Finalmente, além da ampliação do repertório de saberes e de suas referências culturais, de modo a compor currículos multi ou interculturais, é necessário que os saberes escolares tradicionais possam dialogar com outros saberes, como é o caso dos saberes comunitários.

Essa questão também não é exclusiva do debate em torno da educação integral, pois a integração curricular é um tema já bastante discutido em educação. A interdisciplinaridade como fator de integração entre as disciplinares escolares, por exemplo, é princípio educativo que já havia sido assumido pelos PCN, principalmente para o Ensino Médio.

Entretanto, no caso da educação integral, tendo em vista o desenvolvimento integral dos estudantes, a integração entre os saberes torna-se uma premissa fundamental, já que a fragmentação característica do modelo estritamente disciplinar, predominante nos modelos tradicionais de escolarização, certamente não contribui para uma formação ampla, contextualizada e capaz de fornecer aos estudantes uma compreensão abrangente dos fenômenos.

Essa argumentação, atrelada à busca pela formação integral, é mencionada nos diversos programas governamentais de educação integral. Um bom exemplo é o Programa Ensino Médio Inovador, instituído em 2009 pelo Governo Federal, cuja proposta, sistematizada alguns anos depois, é apresentada no Documento Orientador, publicado em 2014. O documento esclarece a proposta de currículo integrado para o Ensino Médio:

O redesenho curricular que se pretende, reafirma a importância dos conteúdos específicos de cada componente curricular, mas transcende as fragmentações frequentes com o padrão constituído apenas por disciplinas e tempo de 50 minutos, apontando a necessidade de diálogo entre componentes e áreas que compõem o currículo para pensar ações e respectivas atividades dentro de cada macrocampo. (BRASIL, 2014b, p. 8).

Os macrocampos4 do Programa são definidos como

[...] um eixo a partir do qual se possibilita a integração curricular com vistas ao enfrentamento e à superação da fragmentação e hierarquização dos saberes. Permite, portanto, a articulação entre formas disciplinares e não disciplinares de organização do conhecimento e favorece a diversificação de arranjos curriculares. (BRASIL, 2014b, p. 8).

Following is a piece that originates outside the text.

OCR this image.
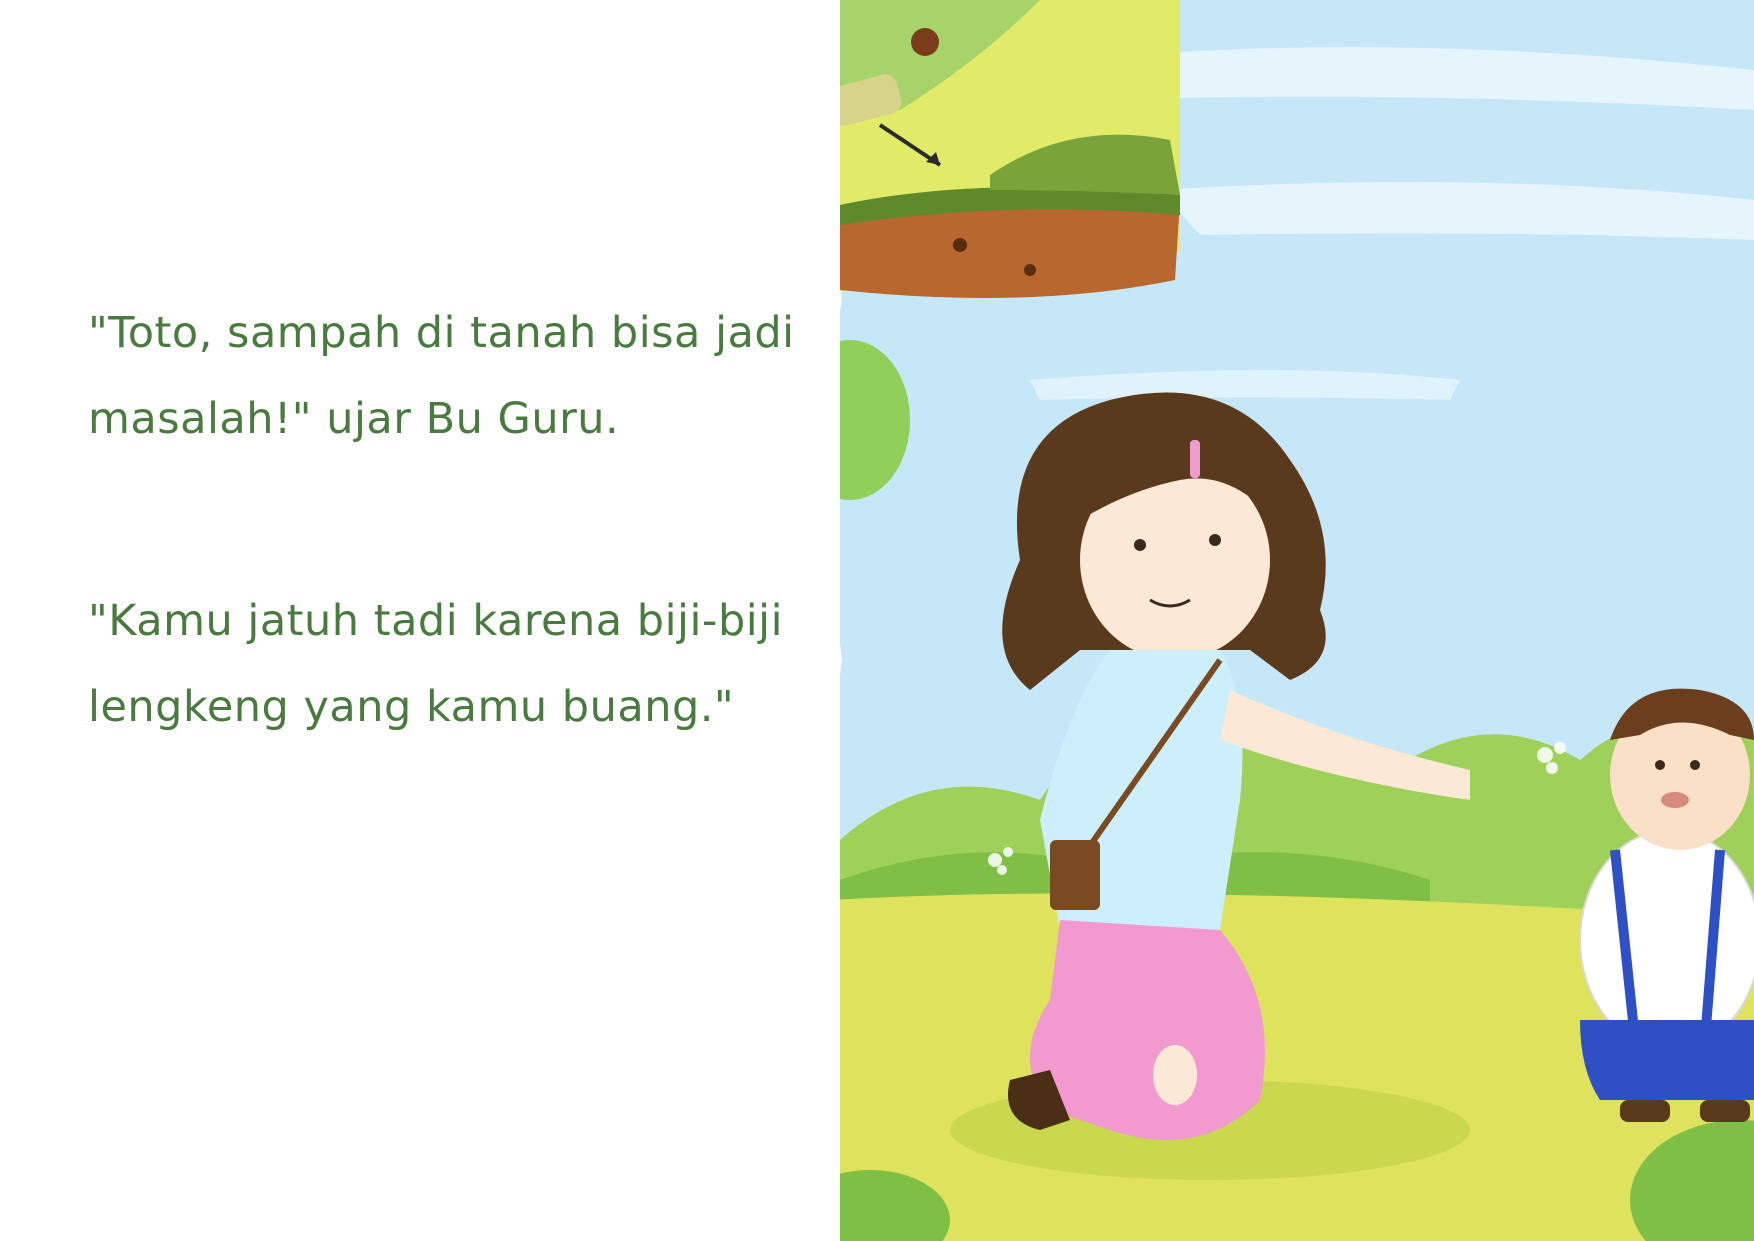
"Toto, sampah di tanah bisa jadi masalah!" ujar Bu Guru.

"Kamu jatuh tadi karena biji-biji lengkeng yang kamu buang."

Pretende-se, portanto, uma ampliação curricular baseada na articulação entre as disciplinas tradicionais do Ensino Médio e práticas interdisciplinares, ou mesmo não disciplinares, favorecendo novos arranjos curriculares.

No Programa destinado ao Ensino Fundamental, também há uma preocupação em assegurar formas de integração curricular, tanto entre os saberes escolares tradicionais e os saberes comunitários propostos, quanto entre as disciplinares escolares e suas respectivas áreas de conhecimento e os novos saberes introduzidos pela proposta do Programa.

De modo a viabilizar esses diversos níveis de integração, é proposta uma metodologia especialmente concebida para essa finalidade, as Mandalas dos Saberes (BRASIL, 2009c), que pretende ser uma ferramenta no planejamento do trabalho pedagógico, que possa viabilizar composições curriculares alternativas e integradoras entre o turno escolar, composto pelas disciplinas tradicionais, e o contraturno, composto por outros saberes e referências culturais.

Como indicam diversas pesquisas de análise a respeito da ampliação da jornada escolar (MOLL, 2012), o desafio de integrar, entre o turno e o contraturno, os saberes e as experiências educativas introduzidas pelos projetos de educação/formação integral, persiste e constitui a principal barreira para uma educação efetivamente integral e integrada.

Procuramos argumentar, até agora, com base em exemplos dos programas governamentais, que a educação integral tem por característica a ampliação curricular, tanto no que diz respeito à ampliação dos espaços/tempos escolares, quanto em relação à ampliação e à diversificação dos saberes, tendo em vista não só a jornada integral, mas projetos formativos que atendam ao desenvolvimento integral dos estudantes. É importante salientarmos que esses eixos de ampliação têm se deparado, do ponto de vista da sua implementação efetiva, com as formas tradicionais de organização do trabalho pedagógico escolar, que geram empecilhos para exploração de outros espaços educativos, para a inserção de atividades artísticas e culturais integradas às demais atividades, assim como para lidar com múltiplas aprendizagens e com novos referentes culturais. A maior parte dessas dificuldades acaba incidindo na necessária integração entre turno e contraturno.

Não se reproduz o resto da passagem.